The A-Team, of the eponymous TV show, included military operatives and masters of disguise. A digital version will not be enough to make the internet safe © Nbc-Tv/Kobal/Shutterstock

A new generation of highly persuasive deepfakes designed to manipulate and confuse the public is worming its way through the internet. We may think we are invulnerable, but the sophistication of this new breed is likely to catch even the savviest of us out — in fact, it has probably already done so.
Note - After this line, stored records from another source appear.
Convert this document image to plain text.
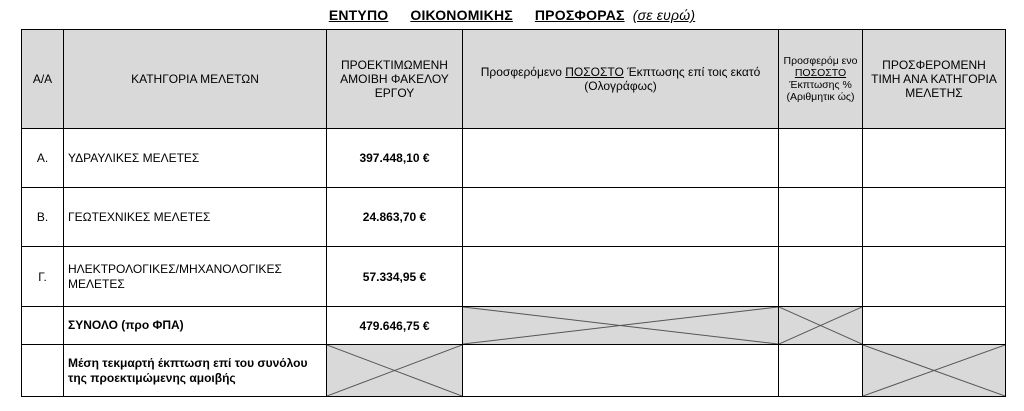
ΕΝΤΥΠΟ ΟΙΚΟΝΟΜΙΚΗΣ ΠΡΟΣΦΟΡΑΣ (σε ευρώ)
Α/Α	ΚΑΤΗΓΟΡΙΑ ΜΕΛΕΤΩΝ	ΠΡΟΕΚΤΙΜΩΜΕΝΗ ΑΜΟΙΒΗ ΦΑΚΕΛΟΥ ΕΡΓΟΥ	Προσφερόμενο ΠΟΣΟΣΤΟ Έκπτωσης επί τοις εκατό (Ολογράφως)	Προσφερόμ ενο ΠΟΣΟΣΤΟ Έκπτωσης % (Αριθμητικ ώς)	ΠΡΟΣΦΕΡΟΜΕΝΗ ΤΙΜΗ ΑΝΑ ΚΑΤΗΓΟΡΙΑ ΜΕΛΕΤΗΣ
Α.	ΥΔΡΑΥΛΙΚΕΣ ΜΕΛΕΤΕΣ	397.448,10 €			
Β.	ΓΕΩΤΕΧΝΙΚΕΣ ΜΕΛΕΤΕΣ	24.863,70 €			
Γ.	ΗΛΕΚΤΡΟΛΟΓΙΚΕΣ/ΜΗΧΑΝΟΛΟΓΙΚΕΣ ΜΕΛΕΤΕΣ	57.334,95 €			
	ΣΥΝΟΛΟ (προ ΦΠΑ)	479.646,75 €	

	Μέση τεκμαρτή έκπτωση επί του συνόλου της προεκτιμώμενης αμοιβής	
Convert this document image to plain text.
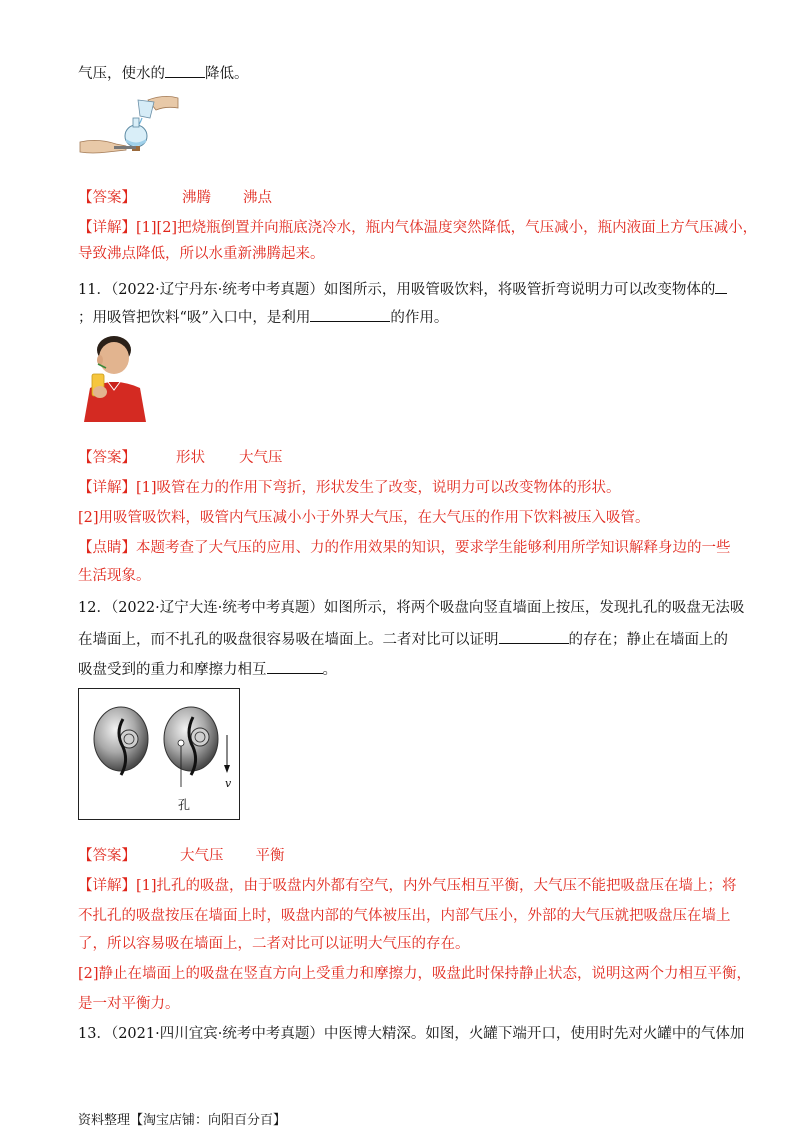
气压，使水的	降低。
【答案】	沸腾 沸点
【详解】[1][2]把烧瓶倒置并向瓶底浇冷水，瓶内气体温度突然降低，气压减小，瓶内液面上方气压减小，
导致沸点降低，所以水重新沸腾起来。
11．（2022·辽宁丹东·统考中考真题）如图所示，用吸管吸饮料，将吸管折弯说明力可以改变物体的
；用吸管把饮料“吸”入口中，是利用	的作用。
【答案】	形状 大气压
【详解】[1]吸管在力的作用下弯折，形状发生了改变，说明力可以改变物体的形状。
[2]用吸管吸饮料，吸管内气压减小小于外界大气压，在大气压的作用下饮料被压入吸管。
【点睛】本题考查了大气压的应用、力的作用效果的知识，要求学生能够利用所学知识解释身边的一些
生活现象。
12．（2022·辽宁大连·统考中考真题）如图所示，将两个吸盘向竖直墙面上按压，发现扎孔的吸盘无法吸
在墙面上，而不扎孔的吸盘很容易吸在墙面上。二者对比可以证明	的存在；静止在墙面上的
吸盘受到的重力和摩擦力相互	。
孔
v
【答案】	大气压 平衡
【详解】[1]扎孔的吸盘，由于吸盘内外都有空气，内外气压相互平衡，大气压不能把吸盘压在墙上；将
不扎孔的吸盘按压在墙面上时，吸盘内部的气体被压出，内部气压小，外部的大气压就把吸盘压在墙上
了，所以容易吸在墙面上，二者对比可以证明大气压的存在。
[2]静止在墙面上的吸盘在竖直方向上受重力和摩擦力，吸盘此时保持静止状态，说明这两个力相互平衡，
是一对平衡力。
13．（2021·四川宜宾·统考中考真题）中医博大精深。如图，火罐下端开口，使用时先对火罐中的气体加
资料整理【淘宝店铺：向阳百分百】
Today’s deepfakes are more than just Twitter accounts controlled by robots or manipulated videos of real people in the public eye. They are being designed to pass as unremarkable ordinary people, or journalists. Take the case of Oliver Taylor, a coffee-loving politics junkie who writes freelance editorials for the Jerusalem Post and the Times of Israel. Or so the world thought until a Reuters article in July noted that, despite his ample online footprint and convincing profile picture, “Taylor” does not exist.

It is not clear who was behind the fake persona, masquerading as a real person. The technology to generate deepfakes is now so accessible and cheap he could as easily have been generated by a hostile nation state or a teenage prankster in a basement. 

His mission was seemingly to dupe editors into printing stories that promoted his agenda and built credibility for his profile. He was only exposed after an academic he had accused of being a terrorist sympathiser followed up on a hunch that something didn’t feel right about his bio and picture and began to make inquiries. But for that, “Taylor” could still be going about his business unmasked.

Despite an ample online footprint and convincing profile picture, freelance writer Oliver Taylor turned out to be a deepfake © Cyabra/Reuters

His exposure is probably only the tip of the iceberg. In today’s online environment, especially now that working-from-home arrangements mean new professional relationships are being forged exclusively online, we can no longer be sure who we are dealing with.

Some deepfakes could be masking human agents. But others, more worryingly, may be being powered by artificial intelligence programs crafted to take advantage of the personal data we shed online to pinpoint our vulnerabilities, befriend us, and then manipulate us into doing their bidding. They are sinister precisely because they know us, and our weaknesses, so well. 

We lack defences against these programs because much of the information that powers them is already out there, being used by private sector algorithms for marketing and advertising. While privacy legislation helps, it cannot protect us entirely because so much of the information that makes us vulnerable is voluntarily given up.

The US is particularly vulnerable due to laws that make domestic counter efforts legally contentious — specifically covert ones that might influence political processes, public opinion, policies or media. Rand Corporation’s Rand Waltzman says you have to go back to the 1980s and President Ronald Reagan’s Active Measures Working Group to find the last official US counter propaganda program.

That group was disbanded after the collapse of the Soviet Union. Its final report nonetheless warned that “as long as states and groups interested in manipulating world opinion, limiting US government actions, or generating opposition to US policies and interests continue to use these techniques, there will be a need . . . to systematically monitor, analyse, and counter them.” 

Counter-intelligence efforts by social media platforms or independent verifiers, meanwhile, can only go so far. Many online personas, especially those on platforms offering background legitimacy, such as LinkedIn, will have been cultivated for years to make them look legitimate.

LinkedIn understands the problem. Between January and June last year, the company’s artificial intelligence algorithms intercepted some 19.5m fake accounts at the registration stage alone. Another 2m were intercepted after registration, with an additional 67,000 intercepted following reports from other members. How many are getting through these filters, however, is impossible to say. 

This is why what we need to protect the vulnerable online are active measures by trusted democratic states that are committed to human rights. This means the deployment of data-mining techniques to flag up our own online vulnerabilities to us. Think of it as the deployment of trusted digital guardian angels, operating overtly and in plain sight.

Failing that, the only fallback is to hire independent white-hat hacker groups, often made up of former intelligence or military operatives who are already masters of digital disguise: a version of television’s the A-Team. Their slogan went: “If you have a problem . . . if no one else can help . . . and if you can find them . . . maybe you can hire them . . . ” But don’t hold your breath.